Dating back to the early days of the Constitution, the president was required to give a report on the condition of the country. That soon became known as the State of the Union address. Since then every Governor and many mayors have done the same for their political jurisdictions. Mayor Dewey Bartlett delivered his State of the City address for 2012 last week.
The State of the City address is really both a look backward and a look forward. It's a moment for taking stock on how we are doing with previously stated visions and for casting new visions as time and circumstances require. It is also a look to see if we are doing the right things and whether we doing those things right. It's a look both internally and externally from the city government perspective. It is, in effect, the mayor's report to the shareholders of the City of Tulsa.
Internally, the city has met and continues to achieve greater financial stability than just two years ago. Almost without exception, everything that pointed to a city in decline and going backwards due to the financial crisis has been halted and reversed to a position of greater stability and reliability.
Recognizing that the citizens own the government and that all city employees work for the citizens, there has been a significant and noticeable shift in the importance of transparency, accountability, and openness. Over the past year city government leaders have taken city hall to the neighborhoods where hundreds of citizens actually got to meet, talk with, and ask questions of those who run the city departments most likely to touch their lives. These weren't political speeches but problem solving forums.
In the category of something talked about for years but never gotten done, finally the city will have a 311 call center for city information on services and to report problems. We've had 911 and 211 for years and finally our city government has achieved a great service for the citizens.
Operationally, the private sector never closes the hood in an effort to make their businesses run better. In city government, historically the hood was seldom opened. Then came the nationally acclaimed KPMG efficiency study which provided the city with a road map (more like a treasure map) on how and where to find ways to operate more efficiently like a business, to lower the cost of government and save taxpayer dollars. In just the first year, at least $3 million of savings has been found with another $20 million already identified to go after. The significance of the KPMG study will bear fruit for many, many years and prepare Tulsa to be in a better place to bear any future fiscal crisis.

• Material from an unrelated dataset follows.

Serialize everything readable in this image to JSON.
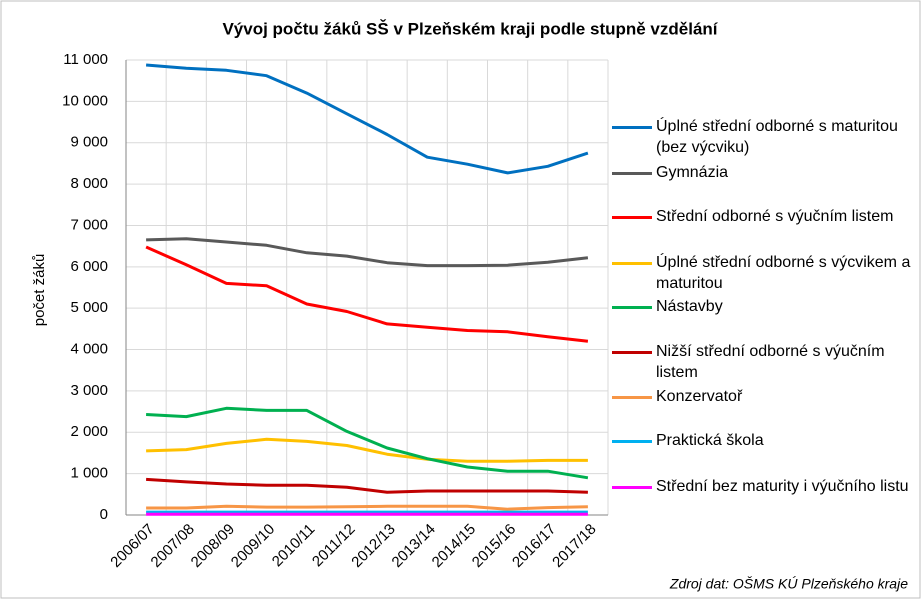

The city also adopted its first Energy Sustainability Plan to find ways to reduce or conserve the use of energy across hundreds of city owned buildings. These are savings that will just keep on giving as costs continue to rise.
Safety and security always come first for any city. The city has started to rebound from the days of the deep recession by having more police and fire academies and getting the right equipment needed in the hands of the professional police officers and firefighters.
Finally, there is the city's role to support and build up the local economy. Sometimes that means getting out of business's way so the private sector can do what it does best: create jobs. There, the city has worked hard to replace the red tape with the red carpet. Businesses want and need a community with good infrastructure, a good airport, good public amenities, and a good transportation system. On all of these fronts, the city has made progress in the right direction. Street work, airport improvements, flood controls, public property upkeep, and progress implementing PlaniTulsa has all happened in this past year.
Since the political question of the day seems to be: "Are you better off today than four years ago," we can certainly say that as a city, Tulsa is better off than it was just two years ago.
Is the work done? No. Is it ever done? No.
Government's role in the lives of citizens is always changing, always judged, and never what some people want or more than what other people want. But for those who try, it's important to remember the words of Teddy Roosevelt, when he said:
"It is not the critic who counts; not the man who points out how the strong man stumbles, or where the doer of deeds could have done them better. The credit belongs to the man who is actually in the arena, whose face is marred by dust and sweat and blood; and who at the worst, if he fails, at least fails while daring greatly, so that his place shall never be with those cold and timid souls who neither know victory nor defeat."
When we look at the condition of many of America's cities and find them continuing to struggle, filing bankruptcy, battling with their citizens over priorities, continuing cutbacks and layoffs, neglecting their infrastructure needs, and expecting a federal bailout of their problems, Tulsa is doing better than just OK. We are on the right track.